Three follow-ups from a review of the morning's shadow-v2-state work. Active-event rollup (handlers_sites.go) used a ROW_NUMBER() OVER (PARTITION BY ...) window function. Window functions require MySQL 8.0+, which conflicts with the documented "MySQL 5.7+ in production" target in .claude/rules/general-guidelines.md. Replace the query with a flat SELECT over open events for the bounded blog_id set and reduce to the worst (highest severity, earliest started_at) per blog_id in Go. The IN list is capped by the API's max page size (200) and a site rarely has more than one open event, so the in-Go reduction is cheap. Adds tests covering severity-wins and severity-tie-with-earlier-started-at picks. API key cutoffs (apikeys.go) now share half-open semantics: a key is valid for times strictly before the cutoff and rejected at or after it. Previously revoked_at used !Before(now) and expires_at used After(now), so a key was rejected at exactly revoked_at but still valid at exactly expires_at. Pick the strict-less-than convention to match JWT/OAuth `exp` behavior and document the invariant in the code and API.md. Adds tests for the boundary on both sides of expires_at. Projection state visibility (cmd/jetmon2/main.go) now logs `config: legacy_status_projection=enabled|disabled` at startup and adds the same line to `./jetmon2 validate-config` output. The fatal JETMON_UNSAFE_DB_UPDATES guard is intentionally not reinstated; the ADR-0008 default is projection-enabled in production, and the guard fights that default. Loud observability is the right shape here.
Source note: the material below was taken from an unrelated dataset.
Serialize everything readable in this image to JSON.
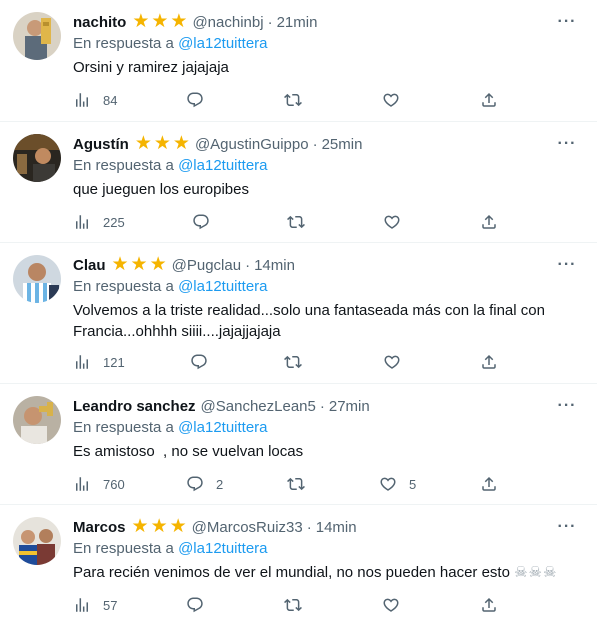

Housekeeping pass over LSP-flagged diagnostics that were unrelated to today's earlier shadow-state work but worth a sweep while the analysis tooling was attached. - internal/api/handlers_events.go: drop the unused handleListAllEvents handler. Not routed and the 'future admin tooling' rationale would better belong with the actual route when one is added. - internal/api/middleware.go: remove the unused scopeAdmin alias and the unused ctx parameter from (*Server).audit; audit.Log doesn't take context today, so threading it was misleading. All five call sites updated. - internal/api/testhelp_test.go: remove unused invokeWithMux helper and rename the unused server arg in invokeAuthed to _ so the signature is honest without churning every call site. - internal/api/handlers_sites_test.go: drop the no-op trimSQL helper. - cmd/jetmon2/main.go: writePIDFile now uses fmt.Appendf to build the pid bytes directly, and the local repeat helper is replaced with strings.Repeat. main_test.go drops the now-redundant TestRepeat that covered the removed helper. - go.mod: promote github.com/DATA-DOG/go-sqlmock to a direct dependency (it is imported by package tests, not just transitively). go test ./... and go vet ./... both clean.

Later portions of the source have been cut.